Vi chiedo di non fermarsi alla sofferenza fisica, anche se capisco che è quella che ci punge di più, però noi siamo chiamati anche e soprattutto a un cammino di tipo spirituale. Dio ci chiama a camminare, ecco perché guarisce gli zoppi, Dio ci chiama a vedere, ecco perché ridona la vista ai ciechi. Dio ci chiama a servire, ecco perché sana la suocera di Pietro: è lì il vero cammino che dobbiamo compiere e lo si può compiere a tutte le età; forse siamo arrivati a pensare a questo tema perché la nostra età ci pone dinanzi degli impedimenti, si comincia a fare fatica a fare le cose, non abbiamo più voglia di farne tante; eppure una telefonata, una parola, quella si può fare anche da vecchietti come forse ci sentiamo. Non potremo più magari giocare e stare con i ragazzi per tutto il giorno e poi passare metà della notte a fare la revisione delle attività fatte come facevo da educatore APLP, ma mica siamo chiamati a fare quello oggi.
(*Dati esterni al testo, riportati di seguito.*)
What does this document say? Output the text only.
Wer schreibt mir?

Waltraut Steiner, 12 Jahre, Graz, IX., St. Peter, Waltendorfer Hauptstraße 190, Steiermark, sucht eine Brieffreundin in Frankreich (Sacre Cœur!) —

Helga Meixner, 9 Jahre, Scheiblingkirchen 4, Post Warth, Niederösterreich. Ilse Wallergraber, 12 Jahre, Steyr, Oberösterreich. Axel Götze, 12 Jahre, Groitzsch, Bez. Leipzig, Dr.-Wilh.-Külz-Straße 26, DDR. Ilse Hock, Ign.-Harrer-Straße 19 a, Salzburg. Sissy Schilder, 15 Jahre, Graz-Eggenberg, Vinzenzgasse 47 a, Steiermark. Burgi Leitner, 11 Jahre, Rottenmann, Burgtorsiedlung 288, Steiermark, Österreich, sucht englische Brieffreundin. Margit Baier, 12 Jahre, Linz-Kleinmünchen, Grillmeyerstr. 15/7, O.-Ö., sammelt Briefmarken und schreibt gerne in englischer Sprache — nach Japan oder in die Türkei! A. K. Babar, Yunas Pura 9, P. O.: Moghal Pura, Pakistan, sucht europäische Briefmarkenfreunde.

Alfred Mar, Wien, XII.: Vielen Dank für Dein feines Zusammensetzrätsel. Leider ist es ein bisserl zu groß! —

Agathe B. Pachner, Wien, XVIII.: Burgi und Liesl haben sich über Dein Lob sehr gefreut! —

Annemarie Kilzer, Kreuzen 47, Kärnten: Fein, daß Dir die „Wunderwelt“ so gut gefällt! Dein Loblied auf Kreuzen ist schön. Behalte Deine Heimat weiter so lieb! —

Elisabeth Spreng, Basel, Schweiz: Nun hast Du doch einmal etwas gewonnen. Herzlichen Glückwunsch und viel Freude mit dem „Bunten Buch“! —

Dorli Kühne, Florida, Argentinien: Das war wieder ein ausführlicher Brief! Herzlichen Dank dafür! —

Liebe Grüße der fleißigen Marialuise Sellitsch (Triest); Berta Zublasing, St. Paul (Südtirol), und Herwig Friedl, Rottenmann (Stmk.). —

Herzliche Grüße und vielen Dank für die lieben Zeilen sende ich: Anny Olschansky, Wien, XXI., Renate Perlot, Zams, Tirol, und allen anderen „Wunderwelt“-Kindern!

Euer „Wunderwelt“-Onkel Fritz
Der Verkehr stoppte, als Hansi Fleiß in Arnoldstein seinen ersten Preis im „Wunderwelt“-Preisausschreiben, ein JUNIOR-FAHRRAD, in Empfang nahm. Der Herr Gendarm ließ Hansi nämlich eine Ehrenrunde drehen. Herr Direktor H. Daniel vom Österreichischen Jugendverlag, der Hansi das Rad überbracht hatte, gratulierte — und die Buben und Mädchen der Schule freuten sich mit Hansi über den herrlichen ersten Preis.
Confrontarsi con la propria "sofferenza", con le proprie difficoltà, con il proprio limite è cogliere quello che possiamo fare e abbiamo il dovere di porlo in essere, di farlo.

Parlavo prima di ciechi, zoppi, malati; io ho molti miei ex alunni come amici su facebook e girano cose indicibili: come ad esempio sul problema dell'immigrazione "finalmente li lasciamo morire!"; allora è possibile, a 40, 50 o 70 anni, digitare una risposta: ma morire chi? Abbiamo chiuso i porti, ma soprattutto abbiamo chiuso i cuori, poi forse non convertiremo nessuno, ma è peccato di omissione il nostro stare zitti e può diventare complicità: scriviamo, parliamo, ma non possiamo più stare zitti. Di fronte a voi non vi pare che ci sia un mondo di ciechi che non vedono, di sordi che non ascoltano, di lebbrosi che hanno un cuore insensibile; non ci pare che siano necessarie una nuova evangelizzazione nel senso di una nuova educazione  all'amore e al servizio a partire dai nostri figli, dai nostri nipoti dalla gente che incontriamo sul lavoro o al mercato?
L'altro giorno parlavo con Riccardo che dopo la laurea sta pensando a come completare gli studi con un corso sulla comunicazione sociale e politica: "vorrei combattere Salvini con il suo stesso mezzo". Lui che mi sembrava così indifferente di fronte agli aspetti politici, la fede non gliel'ho passata (ma qui ci penserà il Signore), ma almeno non pensa che bisogna lasciare morire gli immigrati in mezzo al mare; mi sono sentito orgoglioso di una frase del genere. Ecco, spero che questo sia un momento per risvegliare il nostro essere credenti, persone che vivono con gli occhi aperti per vedere, con gli orecchi attenti per poter sentire, con i piedi pronti per poter camminare, con il cuore libero dai nostri demoni che ci impediscono di andare incontro al Signore perché quello che è fondamentale è che Gesù ci chiama a una vita nuova anche a 70 anni si è sempre in tempo per rinascere ad una vita nuova.

Raccogliamo ora i pendagli con i nostri nomi. Ci conosciamo e non c'è più bisogno di avere di fronte a noi il fratello e la sorella con il suo nome di fronte, ma questo gesto è un modo per dire a noi stessi e agli altri "io ci sono", e d'altronde è questo secondo gli ebrei il nome vero di Dio, quindi è questo il nostro modo per dire io ci sono non solo in questa settimana ma nella vita, pur con tutti i nostri limiti, perché ciò che conta non è essere guariti, ma riconoscersi salvati e operare e chi non è capace almeno preghi. Poi non smettiamo di annunciare il vangelo in ogni occasione opportuna e inopportuna. Allora "Talita Kum" (fanciulletta alzati!), umanità rialzati, anche se sei piegata dagli anni, dalle malattie, alzati, torna al alzare il tuo sguardo apriti all'altro, corri incontro al tuo Dio; non possiamo tacere di fronte a tutti gli atti di razzismo di questi giorni, dove sembra normale sparare ad un uomo e poi affermare di essere a caccia di piccioni; attenzione, se questi gesti in queste settimane non ci hanno scandalizzato abbiamo la lebbra nel cuore, andiamo al lebbrosario a farci curare.